Though he hadn’t said he only cared about what happened to her and the girls, warmth spread in her chest, anyway. For one sneaky moment, she let it unfurl.
“Did you go home then?”
“You might have noticed that I’m stubborn.” She waited for his nod. “But after my clothes didn’t fit, and I got sick of not being able to scrounge up money for pesky things like food or shelter, I called Riley. Not Dad. Soon I was on a bus headed home to face my father’s disappointment.”
“And his support, right?”
That same angry expression he’d directed at her ex-boyfriend was back, but this time she felt compelled to defend the target.
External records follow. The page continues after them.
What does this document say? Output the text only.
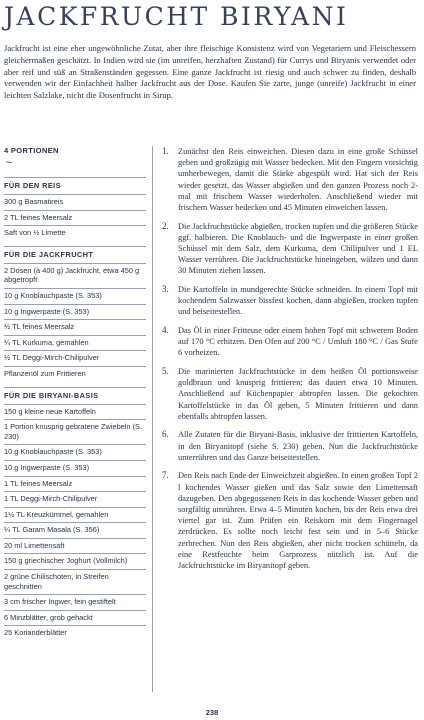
JACKFRUCHT BIRYANI

Jackfrucht ist eine eher ungewöhnliche Zutat, aber ihre fleischige Konsistenz wird von Vegetariern und Fleischessern gleichermaßen geschätzt. In Indien wird sie (im unreifen, herzhaften Zustand) für Currys und Biryanis verwendet oder aber reif und süß an Straßenständen gegessen. Eine ganze Jackfrucht ist riesig und auch schwer zu finden, deshalb verwenden wir der Einfachheit halber Jackfrucht aus der Dose. Kaufen Sie zarte, junge (unreife) Jackfrucht in einer leichten Salzlake, nicht die Dosenfrucht in Sirup.

4 PORTIONEN
~
FÜR DEN REIS
300 g Basmatireis
2 TL feines Meersalz
Saft von ½ Limette
FÜR DIE JACKFRUCHT
2 Dosen (à 400 g) Jackfrucht, etwa 450 g abgetropft
10 g Knoblauchpaste (S. 353)
10 g Ingwerpaste (S. 353)
½ TL feines Meersalz
¼ TL Kurkuma, gemahlen
½ TL Deggi-Mirch-Chilipulver
Pflanzenöl zum Frittieren
FÜR DIE BIRYANI-BASIS
150 g kleine neue Kartoffeln
1 Portion knusprig gebratene Zwiebeln (S. 230)
10 g Knoblauchpaste (S. 353)
10 g Ingwerpaste (S. 353)
1 TL feines Meersalz
1 TL Deggi-Mirch-Chilipulver
1½ TL Kreuzkümmel, gemahlen
¼ TL Garam Masala (S. 356)
20 ml Limettensaft
150 g griechischer Joghurt (Vollmilch)
2 grüne Chilischoten, in Streifen geschnitten
3 cm frischer Ingwer, fein gestiftelt
6 Minzblätter, grob gehackt
25 Korianderblätter
1. Zunächst den Reis einweichen. Diesen dazu in eine große Schüssel geben und großzügig mit Wasser bedecken. Mit den Fingern vorsichtig umherbewegen, damit die Stärke abgespült wird. Hat sich der Reis wieder gesetzt, das Wasser abgießen und den ganzen Prozess noch 2-mal mit frischem Wasser wiederholen. Anschließend wieder mit frischem Wasser bedecken und 45 Minuten einweichen lassen.
2. Die Jackfruchtstücke abgießen, trocken tupfen und die größeren Stücke ggf. halbieren. Die Knoblauch- und die Ingwerpaste in einer großen Schüssel mit dem Salz, dem Kurkuma, dem Chilipulver und 1 EL Wasser verrühren. Die Jackfruchtstücke hineingeben, wälzen und dann 30 Minuten ziehen lassen.
3. Die Kartoffeln in mundgerechte Stücke schneiden. In einem Topf mit kochendem Salzwasser bissfest kochen, dann abgießen, trocken tupfen und beiseitestellen.
4. Das Öl in einer Fritteuse oder einem hohen Topf mit schwerem Boden auf 170 °C erhitzen. Den Ofen auf 200 °C / Umluft 180 °C / Gas Stufe 6 vorheizen.
5. Die marinierten Jackfruchtstücke in dem heißen Öl portionsweise goldbraun und knusprig frittieren; das dauert etwa 10 Minuten. Anschließend auf Küchenpapier abtropfen lassen. Die gekochten Kartoffelstücke in das Öl geben, 5 Minuten frittieren und dann ebenfalls abtropfen lassen.
6. Alle Zutaten für die Biryani-Basis, inklusive der frittierten Kartoffeln, in den Biryanitopf (siehe S. 230) geben. Nun die Jackfruchtstücke unterrühren und das Ganze beiseitestellen.
7. Den Reis nach Ende der Einweichzeit abgießen. In einen großen Topf 2 l kochendes Wasser gießen und das Salz sowie den Limettensaft dazugeben. Den abgegossenen Reis in das kochende Wasser geben und sorgfältig umrühren. Etwa 4–5 Minuten kochen, bis der Reis etwa drei viertel gar ist. Zum Prüfen ein Reiskorn mit dem Fingernagel zerdrücken. Es sollte noch leicht fest sein und in 5–6 Stücke zerbrechen. Nun den Reis abgießen, aber nicht trocken schütteln, da eine Restfeuchte beim Garprozess nützlich ist. Auf die Jackfruchtstücke im Biryanitopf geben.
238
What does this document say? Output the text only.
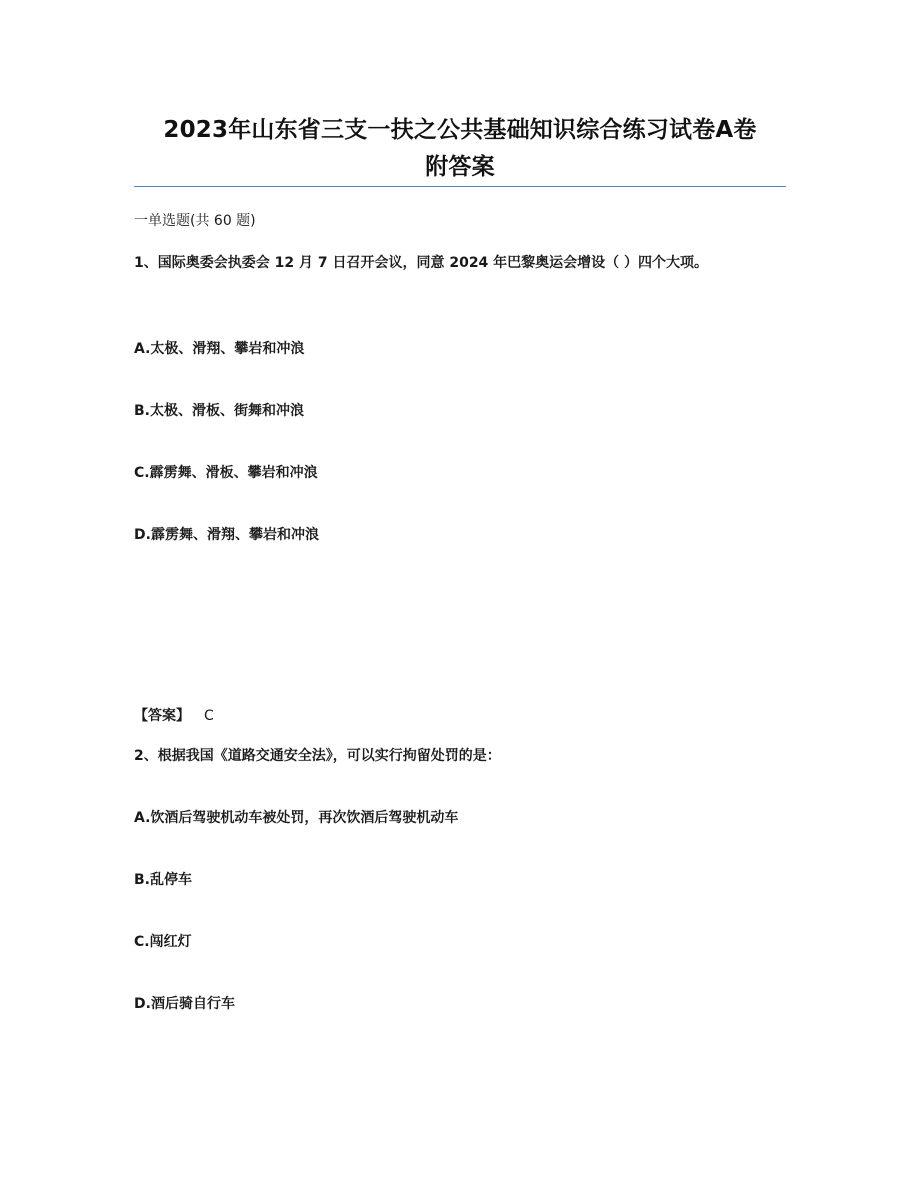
2023年山东省三支一扶之公共基础知识综合练习试卷A卷
附答案
一单选题(共 60 题)
1、国际奥委会执委会 12 月 7 日召开会议，同意 2024 年巴黎奥运会增设（ ）四个大项。
A.太极、滑翔、攀岩和冲浪
B.太极、滑板、街舞和冲浪
C.霹雳舞、滑板、攀岩和冲浪
D.霹雳舞、滑翔、攀岩和冲浪
【答案】 C
2、根据我国《道路交通安全法》，可以实行拘留处罚的是：
A.饮酒后驾驶机动车被处罚，再次饮酒后驾驶机动车
B.乱停车
C.闯红灯
D.酒后骑自行车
“Dad came around, particularly after the girls were born. They wrapped him around their tiny fingers.” She paused, smiling at the memory.
“I don’t know what I would’ve done without him and Riley for those first few years.
But it was important to me to finish my degree, get my own place and support the twins on my own. ”
“You had something to prove.”
“I guess. But why did you say it like that?”
“Because you and I have a lot in common,” he said, chuckling. “I was a disappointment to my family, too.”
“You mean because of the divorce?”
“Before that. I dropped out as a second-year law student at Loyola to become a firefighter. My dad will never forgive me for it. I was supposed to be a third-generation attorney at Prentiss Law.”
Rachel’s arms crossed. “Anyone who thinks being a first responder isn’t a higher calling is just plain wrong. There’s more honor in that than for some dumb lawyer, who—”
“You don’t have to say it. I’ve heard all the jokes. Told most of them.”
“Still, what you’re suggesting isn’t the same thing at all.”
“Tell that to my dad.”
He was going for a laugh this time, but she wasn’t biting.
“You chose a different career. You didn’t desert your family when they needed you, return with two kids and still want nothing but to get out again.”